Reputation: 335
I need to do some set operations using only data.table library.
I don't want to join/merge, but set operations. So we do not match column by key, but add rows from different data.tables.
We work on two samples from built-in data sets.
All of the problematic questions are below:
#install.packages("nycflights13")
library(nycflights13)
#install.packages("sqldf")
library(sqldf)
#install.packages("data.table")
library(data.table)
dt_airports <- data.table(airports)
Adt <- dt_airports[1:10]
Bdt <- dt_airports[6:15]
sqldf('SELECT * FROM A INTERSECT SELECT * FROM B')
# can I do it better using data.table?
rbindlist(list(Adt,Bdt))[duplicated(rbindlist(list(Adt,Bdt))),]
sqldf('SELECT * FROM A EXCEPT SELECT * FROM B')
# how to do it using data.table?
sqldf('SELECT * FROM B EXCEPT SELECT * FROM A')
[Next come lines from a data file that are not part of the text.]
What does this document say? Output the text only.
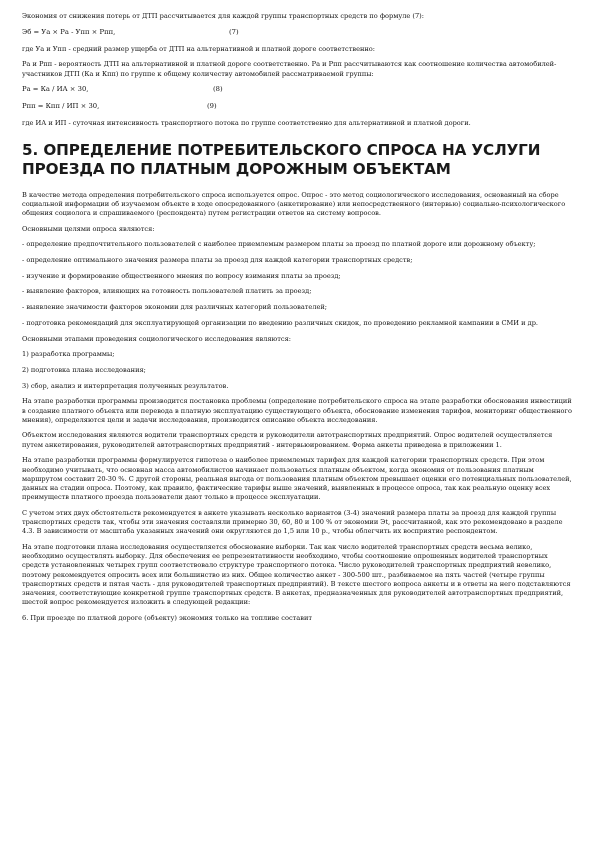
Экономия от снижения потерь от ДТП рассчитывается для каждой группы транспортных средств по формуле (7):

Эб = Уа × Ра - Упп × Рпп,	(7)

где Уа и Упп - средний размер ущерба от ДТП на альтернативной и платной дороге соответственно:

Ра и Рпп - вероятность ДТП на альтернативной и платной дороге соответственно. Ра и Рпп рассчитываются как соотношение количества автомобилей-участников ДТП (Ка и Кпп) по группе к общему количеству автомобилей рассматриваемой группы:

Ра = Ка / ИА × 30,	(8)
Рпп = Кпп / ИП × 30,	(9)

где ИА и ИП - суточная интенсивность транспортного потока по группе соответственно для альтернативной и платной дороги.

5. ОПРЕДЕЛЕНИЕ ПОТРЕБИТЕЛЬСКОГО СПРОСА НА УСЛУГИ ПРОЕЗДА ПО ПЛАТНЫМ ДОРОЖНЫМ ОБЪЕКТАМ

В качестве метода определения потребительского спроса используется опрос. Опрос - это метод социологического исследования, основанный на сборе социальной информации об изучаемом объекте в ходе опосредованного (анкетирование) или непосредственного (интервью) социально-психологического общения социолога и спрашиваемого (респондента) путем регистрации ответов на систему вопросов.

Основными целями опроса являются:

- определение предпочтительного пользователей с наиболее приемлемым размером платы за проезд по платной дороге или дорожному объекту;

- определение оптимального значения размера платы за проезд для каждой категории транспортных средств;

- изучение и формирование общественного мнения по вопросу взимания платы за проезд;

- выявление факторов, влияющих на готовность пользователей платить за проезд;

- выявление значимости факторов экономии для различных категорий пользователей;

- подготовка рекомендаций для эксплуатирующей организации по введению различных скидок, по проведению рекламной кампании в СМИ и др.

Основными этапами проведения социологического исследования являются:

1) разработка программы;

2) подготовка плана исследования;

3) сбор, анализ и интерпретация полученных результатов.

На этапе разработки программы производится постановка проблемы (определение потребительского спроса на этапе разработки обоснования инвестиций в создание платного объекта или перевода в платную эксплуатацию существующего объекта, обоснование изменения тарифов, мониторинг общественного мнения), определяются цели и задачи исследования, производится описание объекта исследования.

Объектом исследования являются водители транспортных средств и руководители автотранспортных предприятий. Опрос водителей осуществляется путем анкетирования, руководителей автотранспортных предприятий - интервьюированием. Форма анкеты приведена в приложении 1.

На этапе разработки программы формулируется гипотеза о наиболее приемлемых тарифах для каждой категории транспортных средств. При этом необходимо учитывать, что основная масса автомобилистов начинает пользоваться платным объектом, когда экономия от пользования платным маршрутом составит 20-30 %. С другой стороны, реальная выгода от пользования платным объектом превышает оценки его потенциальных пользователей, данных на стадии опроса. Поэтому, как правило, фактические тарифы выше значений, выявленных в процессе опроса, так как реальную оценку всех преимуществ платного проезда пользователи дают только в процессе эксплуатации.

С учетом этих двух обстоятельств рекомендуется в анкете указывать несколько вариантов (3-4) значений размера платы за проезд для каждой группы транспортных средств так, чтобы эти значения составляли примерно 30, 60, 80 и 100 % от экономии Эt, рассчитанной, как это рекомендовано в разделе 4.3. В зависимости от масштаба указанных значений они округляются до 1,5 или 10 р., чтобы облегчить их восприятие респондентом.

На этапе подготовки плана исследования осуществляется обоснование выборки. Так как число водителей транспортных средств весьма велико, необходимо осуществлять выборку. Для обеспечения ее репрезентативности необходимо, чтобы соотношение опрошенных водителей транспортных средств установленных четырех групп соответствовало структуре транспортного потока. Число руководителей транспортных предприятий невелико, поэтому рекомендуется опросить всех или большинство из них. Общее количество анкет - 300-500 шт., разбиваемое на пять частей (четыре группы транспортных средств и пятая часть - для руководителей транспортных предприятий). В тексте шестого вопроса анкеты и в ответы на него подставляются значения, соответствующие конкретной группе транспортных средств. В анкетах, предназначенных для руководителей автотранспортных предприятий, шестой вопрос рекомендуется изложить в следующей редакции:

6. При проезде по платной дороге (объекту) экономия только на топливе составит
# how to do it using data.table?
Upvotes: 2
Views: 549
Reputation: 371
To elaborate on Frank's comment, data.table v1.9.8
and above has built-in rows set operation. I would prefer fsetdiff
or fintersect
solution as there is no need to set keys.
#first problem
fintersect(Adt,Bdt)
#second problem
fsetdiff(Adt,Bdt)
#third problem
fsetdiff(Bdt,Adt)
It was also claimed to be fast: https://github.com/Rdatatable/data.table/blob/master/NEWS.0.md
Upvotes: 2
Reputation: 335
Using only data.table:
sqldf('SELECT * FROM A INTERSECT SELECT * FROM B')
# data.table
rbindlist(list(Adt,Bdt))[duplicated(rbindlist(list(Adt,Bdt))),]
# better in data.table
setkeyv(Adt,colnames(Adt)[1:7])
Adt[Bdt, nomatch=0L]
sqldf('SELECT * FROM A EXCEPT SELECT * FROM B')
# data.table
setkeyv(Adt,colnames(Adt)[1:7])
Adt[!Bdt]
sqldf('SELECT * FROM B EXCEPT SELECT * FROM A')
# data.table
setkeyv(Bdt,colnames(Bdt)[1:7])
Bdt[!Adt]
Upvotes: 1